È anche il caso di precisare che “l’esistenza od anche il sopravvenire delle circostanze straordinarie” significa che queste devono esistere ed essere conosciute fin da prima, oppure possono essere sopraggiunte improvvisamente, anche inaspettate, atteso che tali circostanze straordinarie e fatti di servizio contemplano ogni possibile accadimento che abbia comportato l’esposizione a maggiori rischi o fatiche, in rapporto alle ordinarie condizioni di svolgimento dei compiti di istituto.

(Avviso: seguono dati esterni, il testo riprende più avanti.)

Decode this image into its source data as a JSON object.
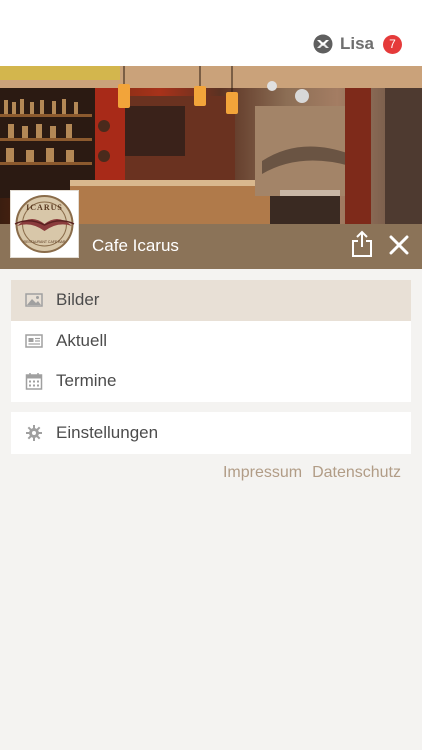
{
  "user": {
    "name": "Lisa",
    "badge_count": "7",
    "icon": "swirl-logo-icon"
  },
  "venue": {
    "name": "Cafe Icarus",
    "logo_text": "ICARUS",
    "logo_subtext": "RESTAURANT CAFE BAR"
  },
  "header": {
    "share_icon": "share-icon",
    "close_icon": "close-icon"
  },
  "menu": {
    "items": [
      {
        "label": "Bilder",
        "icon": "image-icon",
        "active": true
      },
      {
        "label": "Aktuell",
        "icon": "newspaper-icon",
        "active": false
      },
      {
        "label": "Termine",
        "icon": "calendar-icon",
        "active": false
      }
    ],
    "settings": {
      "label": "Einstellungen",
      "icon": "gear-icon"
    }
  },
  "footer": {
    "impressum": "Impressum",
    "datenschutz": "Datenschutz"
  },
  "colors": {
    "accent_brown": "#8b7358",
    "active_row": "#e8e0d6",
    "link": "#b19c86",
    "badge": "#e53a3a",
    "background": "#f4f3f1"
  }
}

Bisogna, dunque, identificare, caso per caso, nelle circostanze concrete alla base di quanto accaduto all’invalido per servizio che ambisca ad essere riconosciuto vittima del dovere, un elemento che comporti l’esistenza od il sopravvenire di un fattore di rischio maggiore rispetto alla normalità di quel particolare compito, tenendo però ben presente che “qualunque tipo di attività istituzionale può portare, in caso di infermità ai benefici in questione” (Cass. 05 ottobre 2018, n. 24592) poiché “nulla osta a che il concetto di “missione di qualunque natura” e quello di “particolari condizioni ambientali od operative” possano essere riscontrati anche nello svolgimento di compiti che afferiscono al tipico lavoro” in quanto “la continua o frequente condizione di esposizione di un lavoratore ad una sostanza pericolosa e nociva (avvenuta nei fatti) non vale a rendere la stessa situazione come normale condizione operativa (di diritto)”. È demandato, quindi, al giudice del merito “l’onere di operare una ricostruzione dei fatti di causa in ordine allo svolgimento dell’attività in oggetto ed al nesso di causa con la malattia professionale allegata”. (Cass. 13 febbraio 2019, n. 9322).